Story of Ashkhen Aslikyan
Born in a small village named Berdavan in Armenia, Ashkhen’s upbringing was conservative. There was so much she couldn’t talk about then because regressive attitudes of people within her community.
It took the Armenian young woman leader close to a decade to fully embrace the ideology of feminism, what it represents for her and to resolve the consequences of identifying as a feminist. While it is common knowledge that no one is born a feminist and we become feminists under different circumstances, the genesis of Ashkhen’s feminism, given she came from a very conventional community, is intriguing. “I lost my dad at a young age and my mum brought us up single handedly. To me she has always been my role model. She was the first feminist of my life.” Brought up in a community that stifled women and girls existence, Ashkhen always knew there was a different world where women are outspoken and at the center of key decision making.
Feminism constantly evolves- described, bound, unleashed and enacted in numerous ways. But for the young woman who described herself as a curious human being, her definition of feminism was sanctioned at the YWCA. Like many young women and girls her first day in the YWCA movement was an assortment of gratitude, admiration and a cautious decision to join the work. She envisioned herself as a catalyst of change. “When my sister took me to a YWCA conference and I listened to the president, Aida, at that time speak, I thought to myself how fluent and confident she was to talk in front of all those people and all I knew is that I wanted to be just like her. I immediately felt a sense of belonging.”
The common denominator among all YWCA national and local chapters is the daily battle to fight the tides of adversity experienced by women, young women and girls. The YWCA strives to give each and every young woman and girl the opportunity to explore her life, both past and the imagined future. To be part of the YWCA for Ashkhen is to experience the stories and lived realities of women who came before her and to build her life as a woman. To find comfort and space at the YWCA. This is the experience of so many women.
“There weren’t many organisations like YWCA back then. There aren’t many organisations even today.”
Stepping off the threshold of her childhood home, her homeland and nation, Ashkhen traveled to the World YWCA office in Geneva as a global intern in 2017. She was both scared and ready to explore the world on her own terms. It was during this time that the reality of her life in the Eastern Europe took a new shape. With clarity, she knew that a life was available for women and young women that was different than women in Armenia. It was a personal beckoning.
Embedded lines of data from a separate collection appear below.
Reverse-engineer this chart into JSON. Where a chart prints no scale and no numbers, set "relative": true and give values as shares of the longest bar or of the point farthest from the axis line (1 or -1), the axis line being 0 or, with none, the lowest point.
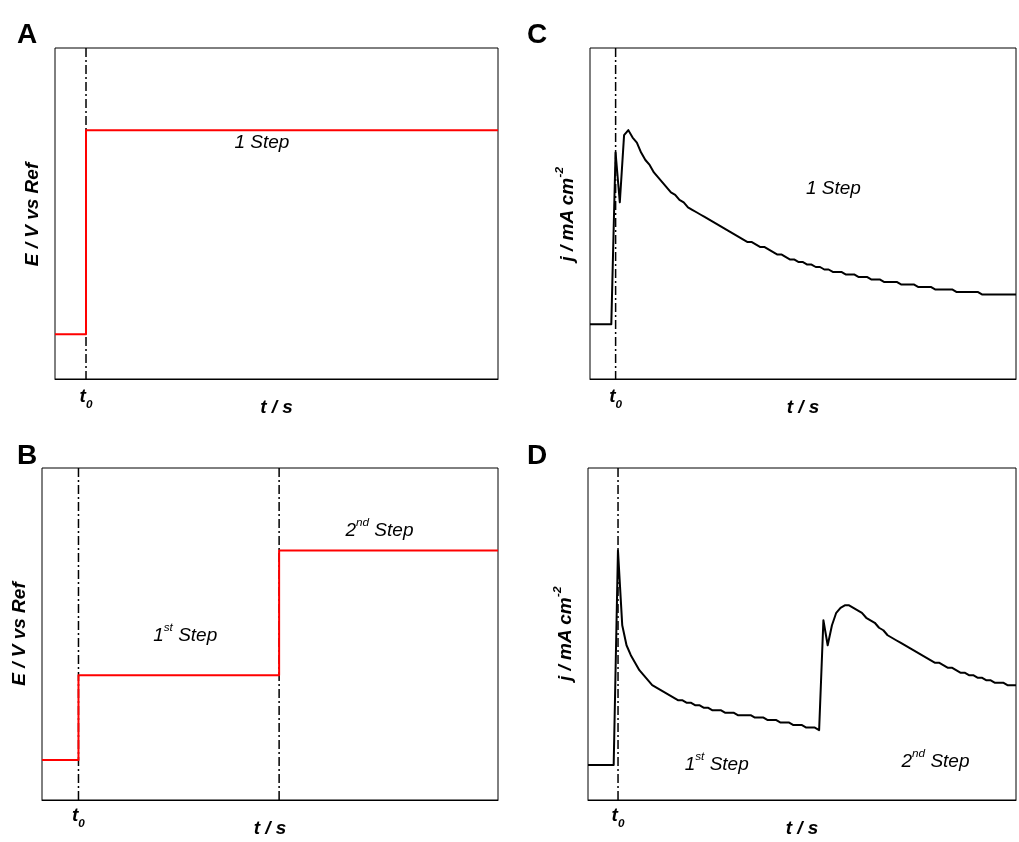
{
  "chart_data": [
    {
      "type": "step",
      "title": "A",
      "xlabel": "t / s",
      "ylabel": "E / V vs Ref",
      "relative": true,
      "marker": "none",
      "categories": [
        null,
        null,
        null,
        null,
        null,
        null,
        null,
        null,
        null,
        null,
        null,
        null,
        null,
        null,
        null,
        null,
        null,
        null,
        null,
        null,
        null,
        null,
        null,
        null,
        null,
        null,
        null,
        null,
        null,
        null,
        null,
        null,
        null,
        null,
        null,
        null,
        null,
        null,
        null,
        null,
        null,
        null,
        null,
        null,
        null,
        null,
        null,
        null,
        null,
        null,
        null,
        null,
        null,
        null,
        null,
        null,
        null,
        null,
        null,
        null,
        null,
        null,
        null,
        null,
        null,
        null,
        null,
        null,
        null,
        null,
        null,
        null,
        null,
        null,
        null,
        null,
        null,
        null,
        null,
        null,
        null,
        null,
        null,
        null,
        null,
        null,
        null,
        null,
        null,
        null,
        null,
        null,
        null,
        null,
        null,
        null,
        null,
        null,
        null,
        null,
        null
      ],
      "series": [
        {
          "color": "#ff0000",
          "values": [
            0.18,
            0.18,
            0.18,
            0.18,
            0.18,
            0.18,
            0.18,
            1,
            1,
            1,
            1,
            1,
            1,
            1,
            1,
            1,
            1,
            1,
            1,
            1,
            1,
            1,
            1,
            1,
            1,
            1,
            1,
            1,
            1,
            1,
            1,
            1,
            1,
            1,
            1,
            1,
            1,
            1,
            1,
            1,
            1,
            1,
            1,
            1,
            1,
            1,
            1,
            1,
            1,
            1,
            1,
            1,
            1,
            1,
            1,
            1,
            1,
            1,
            1,
            1,
            1,
            1,
            1,
            1,
            1,
            1,
            1,
            1,
            1,
            1,
            1,
            1,
            1,
            1,
            1,
            1,
            1,
            1,
            1,
            1,
            1,
            1,
            1,
            1,
            1,
            1,
            1,
            1,
            1,
            1,
            1,
            1,
            1,
            1,
            1,
            1,
            1,
            1,
            1,
            1,
            1
          ]
        }
      ],
      "annotations": [
        "1 Step",
        "t$_{0}$"
      ]
    },
    {
      "type": "step",
      "title": "B",
      "xlabel": "t / s",
      "ylabel": "E / V vs Ref",
      "relative": true,
      "marker": "none",
      "categories": [
        null,
        null,
        null,
        null,
        null,
        null,
        null,
        null,
        null,
        null,
        null,
        null,
        null,
        null,
        null,
        null,
        null,
        null,
        null,
        null,
        null,
        null,
        null,
        null,
        null,
        null,
        null,
        null,
        null,
        null,
        null,
        null,
        null,
        null,
        null,
        null,
        null,
        null,
        null,
        null,
        null,
        null,
        null,
        null,
        null,
        null,
        null,
        null,
        null,
        null,
        null,
        null,
        null,
        null,
        null,
        null,
        null,
        null,
        null,
        null,
        null,
        null,
        null,
        null,
        null,
        null,
        null,
        null,
        null,
        null,
        null,
        null,
        null,
        null,
        null,
        null,
        null,
        null,
        null,
        null,
        null,
        null,
        null,
        null,
        null,
        null,
        null,
        null,
        null,
        null,
        null,
        null,
        null,
        null,
        null,
        null,
        null,
        null,
        null,
        null,
        null
      ],
      "series": [
        {
          "color": "#ff0000",
          "values": [
            0.16,
            0.16,
            0.16,
            0.16,
            0.16,
            0.16,
            0.16,
            0.16,
            0.5,
            0.5,
            0.5,
            0.5,
            0.5,
            0.5,
            0.5,
            0.5,
            0.5,
            0.5,
            0.5,
            0.5,
            0.5,
            0.5,
            0.5,
            0.5,
            0.5,
            0.5,
            0.5,
            0.5,
            0.5,
            0.5,
            0.5,
            0.5,
            0.5,
            0.5,
            0.5,
            0.5,
            0.5,
            0.5,
            0.5,
            0.5,
            0.5,
            0.5,
            0.5,
            0.5,
            0.5,
            0.5,
            0.5,
            0.5,
            0.5,
            0.5,
            0.5,
            0.5,
            1,
            1,
            1,
            1,
            1,
            1,
            1,
            1,
            1,
            1,
            1,
            1,
            1,
            1,
            1,
            1,
            1,
            1,
            1,
            1,
            1,
            1,
            1,
            1,
            1,
            1,
            1,
            1,
            1,
            1,
            1,
            1,
            1,
            1,
            1,
            1,
            1,
            1,
            1,
            1,
            1,
            1,
            1,
            1,
            1,
            1,
            1,
            1,
            1
          ]
        }
      ],
      "annotations": [
        "1$^{st}$ Step",
        "2$^{nd}$ Step",
        "t$_{0}$"
      ]
    },
    {
      "type": "line",
      "title": "C",
      "xlabel": "t / s",
      "ylabel": "j / mA cm$^{-2}$",
      "relative": true,
      "marker": "none",
      "categories": [
        null,
        null,
        null,
        null,
        null,
        null,
        null,
        null,
        null,
        null,
        null,
        null,
        null,
        null,
        null,
        null,
        null,
        null,
        null,
        null,
        null,
        null,
        null,
        null,
        null,
        null,
        null,
        null,
        null,
        null,
        null,
        null,
        null,
        null,
        null,
        null,
        null,
        null,
        null,
        null,
        null,
        null,
        null,
        null,
        null,
        null,
        null,
        null,
        null,
        null,
        null,
        null,
        null,
        null,
        null,
        null,
        null,
        null,
        null,
        null,
        null,
        null,
        null,
        null,
        null,
        null,
        null,
        null,
        null,
        null,
        null,
        null,
        null,
        null,
        null,
        null,
        null,
        null,
        null,
        null,
        null,
        null,
        null,
        null,
        null,
        null,
        null,
        null,
        null,
        null,
        null,
        null,
        null,
        null,
        null,
        null,
        null,
        null,
        null,
        null,
        null
      ],
      "series": [
        {
          "color": "#000000",
          "values": [
            0.22,
            0.22,
            0.22,
            0.22,
            0.22,
            0.22,
            0.91,
            0.71,
            0.98,
            1,
            0.97,
            0.95,
            0.91,
            0.88,
            0.86,
            0.83,
            0.81,
            0.79,
            0.77,
            0.75,
            0.74,
            0.72,
            0.71,
            0.69,
            0.68,
            0.67,
            0.66,
            0.65,
            0.64,
            0.63,
            0.62,
            0.61,
            0.6,
            0.59,
            0.58,
            0.57,
            0.56,
            0.55,
            0.55,
            0.54,
            0.53,
            0.53,
            0.52,
            0.51,
            0.5,
            0.5,
            0.49,
            0.48,
            0.48,
            0.47,
            0.47,
            0.46,
            0.46,
            0.45,
            0.45,
            0.44,
            0.44,
            0.43,
            0.43,
            0.43,
            0.42,
            0.42,
            0.42,
            0.41,
            0.41,
            0.41,
            0.4,
            0.4,
            0.4,
            0.39,
            0.39,
            0.39,
            0.39,
            0.38,
            0.38,
            0.38,
            0.38,
            0.37,
            0.37,
            0.37,
            0.37,
            0.36,
            0.36,
            0.36,
            0.36,
            0.36,
            0.35,
            0.35,
            0.35,
            0.35,
            0.35,
            0.35,
            0.34,
            0.34,
            0.34,
            0.34,
            0.34,
            0.34,
            0.34,
            0.34,
            0.34
          ]
        }
      ],
      "annotations": [
        "1 Step",
        "t$_{0}$"
      ]
    },
    {
      "type": "line",
      "title": "D",
      "xlabel": "t / s",
      "ylabel": "j / mA cm$^{-2}$",
      "relative": true,
      "marker": "none",
      "categories": [
        null,
        null,
        null,
        null,
        null,
        null,
        null,
        null,
        null,
        null,
        null,
        null,
        null,
        null,
        null,
        null,
        null,
        null,
        null,
        null,
        null,
        null,
        null,
        null,
        null,
        null,
        null,
        null,
        null,
        null,
        null,
        null,
        null,
        null,
        null,
        null,
        null,
        null,
        null,
        null,
        null,
        null,
        null,
        null,
        null,
        null,
        null,
        null,
        null,
        null,
        null,
        null,
        null,
        null,
        null,
        null,
        null,
        null,
        null,
        null,
        null,
        null,
        null,
        null,
        null,
        null,
        null,
        null,
        null,
        null,
        null,
        null,
        null,
        null,
        null,
        null,
        null,
        null,
        null,
        null,
        null,
        null,
        null,
        null,
        null,
        null,
        null,
        null,
        null,
        null,
        null,
        null,
        null,
        null,
        null,
        null,
        null,
        null,
        null,
        null,
        null
      ],
      "series": [
        {
          "color": "#000000",
          "values": [
            0.14,
            0.14,
            0.14,
            0.14,
            0.14,
            0.14,
            0.14,
            1,
            0.7,
            0.62,
            0.58,
            0.55,
            0.52,
            0.5,
            0.48,
            0.46,
            0.45,
            0.44,
            0.43,
            0.42,
            0.41,
            0.4,
            0.4,
            0.39,
            0.39,
            0.38,
            0.38,
            0.37,
            0.37,
            0.36,
            0.36,
            0.36,
            0.35,
            0.35,
            0.35,
            0.34,
            0.34,
            0.34,
            0.34,
            0.33,
            0.33,
            0.33,
            0.32,
            0.32,
            0.32,
            0.31,
            0.31,
            0.31,
            0.3,
            0.3,
            0.3,
            0.29,
            0.29,
            0.29,
            0.28,
            0.72,
            0.62,
            0.7,
            0.75,
            0.77,
            0.78,
            0.78,
            0.77,
            0.76,
            0.75,
            0.73,
            0.72,
            0.71,
            0.69,
            0.68,
            0.66,
            0.65,
            0.64,
            0.63,
            0.62,
            0.61,
            0.6,
            0.59,
            0.58,
            0.57,
            0.56,
            0.55,
            0.55,
            0.54,
            0.53,
            0.53,
            0.52,
            0.51,
            0.51,
            0.5,
            0.5,
            0.49,
            0.49,
            0.48,
            0.48,
            0.47,
            0.47,
            0.47,
            0.46,
            0.46,
            0.46
          ]
        }
      ],
      "annotations": [
        "1$^{st}$ Step",
        "2$^{nd}$ Step",
        "t$_{0}$"
      ]
    }
  ]
}
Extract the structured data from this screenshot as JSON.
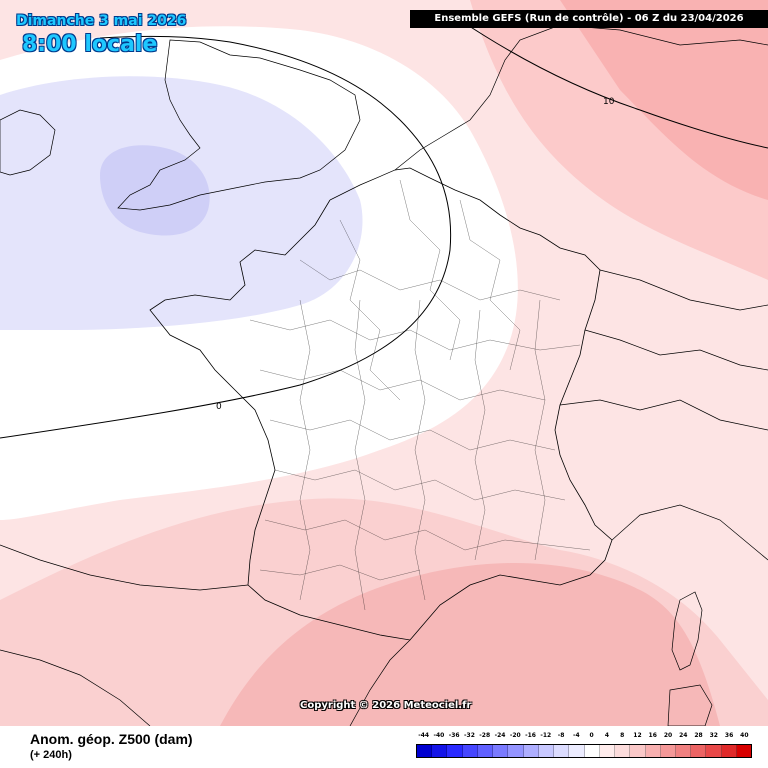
{
  "header": {
    "date": "Dimanche 3 mai 2026",
    "time": "8:00 locale",
    "run": "Ensemble GEFS  (Run de contrôle)  -  06 Z du 23/04/2026"
  },
  "map": {
    "region": "France",
    "contour_labels": [
      "0",
      "10"
    ],
    "copyright": "Copyright © 2026 Meteociel.fr"
  },
  "footer": {
    "parameter": "Anom. géop. Z500 (dam)",
    "lead": "(+ 240h)"
  },
  "legend": {
    "ticks": [
      "-44",
      "-40",
      "-36",
      "-32",
      "-28",
      "-24",
      "-20",
      "-16",
      "-12",
      "-8",
      "-4",
      "0",
      "4",
      "8",
      "12",
      "16",
      "20",
      "24",
      "28",
      "32",
      "36",
      "40"
    ],
    "colors": [
      "#0000d0",
      "#1414e8",
      "#2a2aff",
      "#4646ff",
      "#6060ff",
      "#7a7aff",
      "#9494ff",
      "#aeaeff",
      "#c8c8ff",
      "#dcdcff",
      "#ececff",
      "#ffffff",
      "#ffecec",
      "#fcdcdc",
      "#fac8c8",
      "#f8b0b0",
      "#f49898",
      "#f08080",
      "#ec6464",
      "#e84848",
      "#e02a2a",
      "#d80000"
    ]
  },
  "colors": {
    "positive_anomaly": "#fde4e4",
    "negative_anomaly": "#e4e4fb",
    "title_text": "#1ec8ff"
  }
}
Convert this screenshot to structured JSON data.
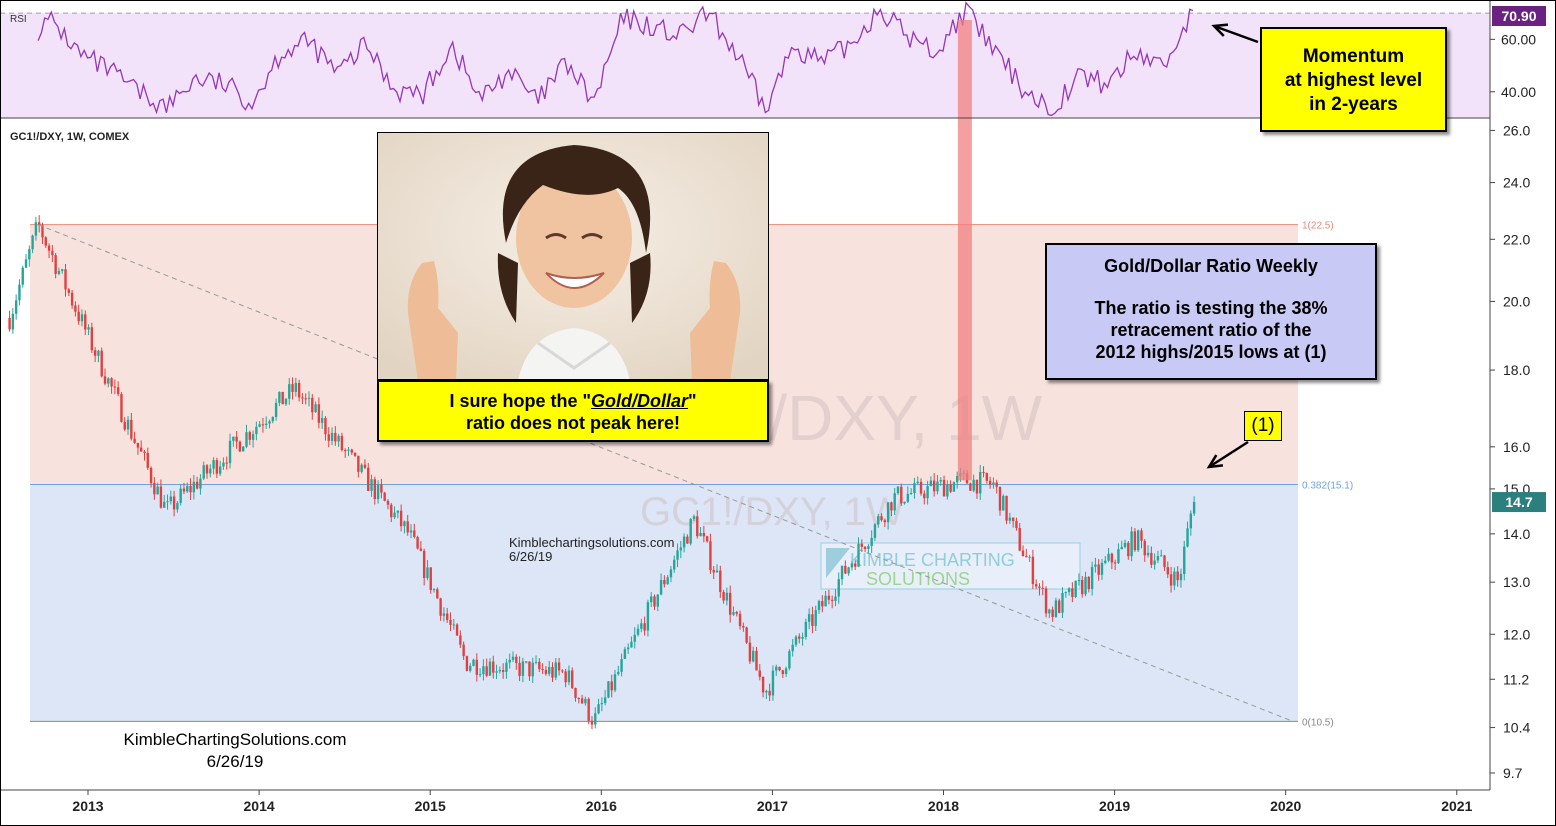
{
  "chart_data": [
    {
      "type": "line",
      "panel": "RSI",
      "title": "RSI",
      "series": [
        {
          "x": [
            "2012-09",
            "2012-10",
            "2012-12",
            "2013-02",
            "2013-04",
            "2013-06",
            "2013-08",
            "2013-10",
            "2013-12",
            "2014-02",
            "2014-04",
            "2014-06",
            "2014-08",
            "2014-10",
            "2014-12",
            "2015-02",
            "2015-04",
            "2015-06",
            "2015-08",
            "2015-10",
            "2015-12",
            "2016-02",
            "2016-04",
            "2016-06",
            "2016-08",
            "2016-10",
            "2016-12",
            "2017-02",
            "2017-04",
            "2017-06",
            "2017-08",
            "2017-10",
            "2017-12",
            "2018-02",
            "2018-04",
            "2018-06",
            "2018-08",
            "2018-10",
            "2018-12",
            "2019-02",
            "2019-04",
            "2019-06"
          ],
          "values": [
            64,
            67,
            54,
            48,
            40,
            34,
            45,
            43,
            36,
            55,
            59,
            47,
            58,
            41,
            39,
            58,
            37,
            48,
            36,
            51,
            36,
            68,
            65,
            61,
            70,
            54,
            33,
            58,
            51,
            58,
            72,
            61,
            55,
            71,
            56,
            42,
            33,
            46,
            43,
            55,
            50,
            71
          ]
        }
      ],
      "y_ticks": [
        "60.00",
        "40.00"
      ],
      "ylim": [
        30,
        75
      ],
      "levels": [
        70,
        30
      ],
      "last_value_label": "70.90",
      "colors": {
        "line": "#9536b8",
        "band": "#f2e2fa",
        "last_badge": "#6b2181"
      }
    },
    {
      "type": "bar",
      "style": "candlestick",
      "title": "GC1!/DXY, 1W, COMEX",
      "watermark": "GC1!/DXY, 1W",
      "x_ticks": [
        "2013",
        "2014",
        "2015",
        "2016",
        "2017",
        "2018",
        "2019",
        "2020",
        "2021"
      ],
      "y_ticks": [
        "26.0",
        "24.0",
        "22.0",
        "20.0",
        "18.0",
        "16.0",
        "15.0",
        "14.0",
        "13.0",
        "12.0",
        "11.2",
        "10.4",
        "9.7"
      ],
      "ylim": [
        9.45,
        26.5
      ],
      "log_scale": true,
      "key_points": {
        "x": [
          "2012-07",
          "2012-09",
          "2013-06",
          "2014-03",
          "2014-11",
          "2015-03",
          "2015-10",
          "2015-12",
          "2016-07",
          "2016-12",
          "2017-09",
          "2018-02",
          "2018-04",
          "2018-08",
          "2019-02",
          "2019-05",
          "2019-06"
        ],
        "y": [
          19.5,
          22.5,
          14.5,
          17.5,
          14.0,
          11.5,
          11.3,
          10.5,
          14.3,
          11.0,
          14.8,
          15.2,
          15.1,
          12.4,
          13.9,
          13.0,
          14.7
        ]
      },
      "fib_levels": [
        {
          "label": "1(22.5)",
          "value": 22.5
        },
        {
          "label": "0.382(15.1)",
          "value": 15.1
        },
        {
          "label": "0(10.5)",
          "value": 10.5
        }
      ],
      "trendline": {
        "from": {
          "x": "2012-09",
          "y": 22.5
        },
        "to": {
          "x": "2020-01",
          "y": 10.5
        }
      },
      "last_value_label": "14.7",
      "highlight_date": "2018-02",
      "colors": {
        "up": "#26a69a",
        "down": "#e04040",
        "upper_zone": "#f8e2de",
        "lower_zone": "#dce6f7",
        "fib_upper": "#e88a7a",
        "fib_mid": "#6ea2e0",
        "fib_low": "#888888",
        "highlight": "#f08080",
        "last_badge": "#2b7f7f"
      }
    }
  ],
  "annotations": {
    "momentum": [
      "Momentum",
      "at highest level",
      "in 2-years"
    ],
    "ratio_title": "Gold/Dollar Ratio Weekly",
    "ratio_body": [
      "The ratio is testing the 38%",
      "retracement ratio of the",
      "2012 highs/2015 lows at (1)"
    ],
    "hope_prefix": "I sure hope the \"",
    "hope_em": "Gold/Dollar",
    "hope_suffix": "\"",
    "hope_line2": "ratio does not peak here!",
    "marker": "(1)",
    "credit_site": "KimbleChartingSolutions.com",
    "credit_date": "6/26/19",
    "credit_mid_site": "Kimblechartingsolutions.com",
    "credit_mid_date": "6/26/19",
    "logo_line1": "KIMBLE CHARTING",
    "logo_line2": "SOLUTIONS"
  },
  "photo": {
    "icon": "boy-crossing-fingers-photo"
  }
}
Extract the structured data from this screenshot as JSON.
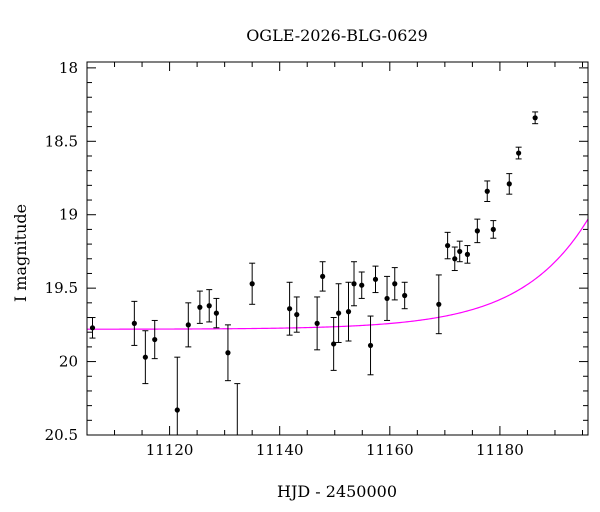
{
  "chart_data": {
    "type": "scatter",
    "title": "OGLE-2026-BLG-0629",
    "xlabel": "HJD - 2450000",
    "ylabel": "I magnitude",
    "xlim": [
      11105,
      11196
    ],
    "ylim": [
      20.5,
      17.96
    ],
    "y_inverted": true,
    "grid": false,
    "x_ticks": [
      11120,
      11140,
      11160,
      11180
    ],
    "x_tick_labels": [
      "11120",
      "11140",
      "11160",
      "11180"
    ],
    "y_ticks": [
      18,
      18.5,
      19,
      19.5,
      20,
      20.5
    ],
    "y_tick_labels": [
      "18",
      "18.5",
      "19",
      "19.5",
      "20",
      "20.5"
    ],
    "colors": {
      "model": "#ff00ff",
      "points": "#000000",
      "axes": "#000000"
    },
    "series": [
      {
        "type": "errorbar",
        "x": [
          11106.0,
          11113.6,
          11115.6,
          11117.3,
          11121.4,
          11123.4,
          11125.5,
          11127.2,
          11128.5,
          11130.6,
          11132.3,
          11135.0,
          11141.8,
          11143.1,
          11146.8,
          11147.8,
          11149.8,
          11150.7,
          11152.5,
          11153.5,
          11154.9,
          11156.5,
          11157.4,
          11159.5,
          11160.9,
          11162.7,
          11168.9,
          11170.5,
          11171.8,
          11172.7,
          11174.1,
          11175.9,
          11177.7,
          11178.8,
          11181.7,
          11183.4,
          11186.4
        ],
        "y": [
          19.77,
          19.74,
          19.97,
          19.85,
          20.33,
          19.75,
          19.63,
          19.62,
          19.67,
          19.94,
          20.55,
          19.47,
          19.64,
          19.68,
          19.74,
          19.42,
          19.88,
          19.67,
          19.66,
          19.47,
          19.48,
          19.89,
          19.44,
          19.57,
          19.47,
          19.55,
          19.61,
          19.21,
          19.3,
          19.25,
          19.27,
          19.11,
          18.84,
          19.1,
          18.79,
          18.58,
          18.34
        ],
        "err": [
          0.07,
          0.15,
          0.18,
          0.13,
          0.36,
          0.15,
          0.11,
          0.11,
          0.1,
          0.19,
          0.4,
          0.14,
          0.18,
          0.12,
          0.18,
          0.1,
          0.18,
          0.2,
          0.2,
          0.15,
          0.09,
          0.2,
          0.09,
          0.15,
          0.11,
          0.09,
          0.2,
          0.09,
          0.08,
          0.07,
          0.06,
          0.08,
          0.07,
          0.06,
          0.07,
          0.04,
          0.04
        ]
      },
      {
        "type": "line",
        "model": {
          "baseline": 19.78,
          "t0": 11199.5,
          "tE": 12.2
        }
      }
    ]
  }
}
“During my stay I got to network with very many decision makers. I visited the UN Geneva building, which mesmerized me to the core. Reflecting on my journey at that moment I came to the realization that I was one of the first young women from my village to have achieved that much. I felt a sense of immense responsibility to myself and other young women and girls back in Berdavan.”
She says her experience working at the World YWCA as a long term intern changed her for better. She better understood leadership, mentorship, and sisterhood and how these concepts must be practiced to be true to their essence.
“When I was living outside of Armenia, I realized that it is possible to live without being anxious all the time. So I tried to bring this sense of calmness and determination back home with me.”
The YWCA movement commits to comprehensive inclusion of individuals from all backgrounds, providing them with platforms to express themselves in their own unique way. An ideology that Ashkhen confidently alludes to, “I was shaped by a world that no longer quite exists, my community is now progressive because of the presence and impact of YWCA at the local level, though still not progressive enough, which makes our work so critical even now.” Living in a country that has been flawed with political violence and tension the self-acclaimed feminist consistently works for organizing at the local YWCA chapter.
“This year has been a rough year especially for my country Armenia because of war and as a leader there is no way I would have stayed at a neutral position so through the help of YWCA organization, with my sister we managed to start a movement where women would meet and knit for children and soldiers who were at the front line. Many women who didn’t even know about the YWCA came out in large numbers to assist and this gesture made me so happy because I felt we had brought women of Armenia together through this initiative.” A simple thing, this community connection became a political statement made by the women, young women and girls of Armenia. Led quietly, yet passionately, by Ashkhen.
When you ask Ashkhen about what inspires her every day, she sighs and shares the stories of amazing women and young women around her. With a war ongoing in the region for such a long time, she reminds us of the war inside her as well. She talks of remarkable women who have touched her life in multiple ways in multiple spaces – and how these learnings still continue to shape her.
As YWCA continues to influence communities both at the global and local level, it is evident that its work and purpose is part of an immense endeavour to change how communities imagine gender rights, equality, consent, voice; to create a conversation that invites participation for those who have felt excluded and silenced. To many YWCA is the space that helps them to project their voice on issues affecting them and those within their communities.
“My sisters at the YWCA movement have been a great inspiration to me and I remember sometime back when one of them told me, when you are offered an opportunity first say yes and then learn how to do it. It has been a season of affirmative yes! And this has become my mantra every day.”
Today many women, young women and girls are waiting for their affirmative season of yes! With your support World YWCA will ensure that women are provided with platforms to strengthen their leadership, just like Ashkhen.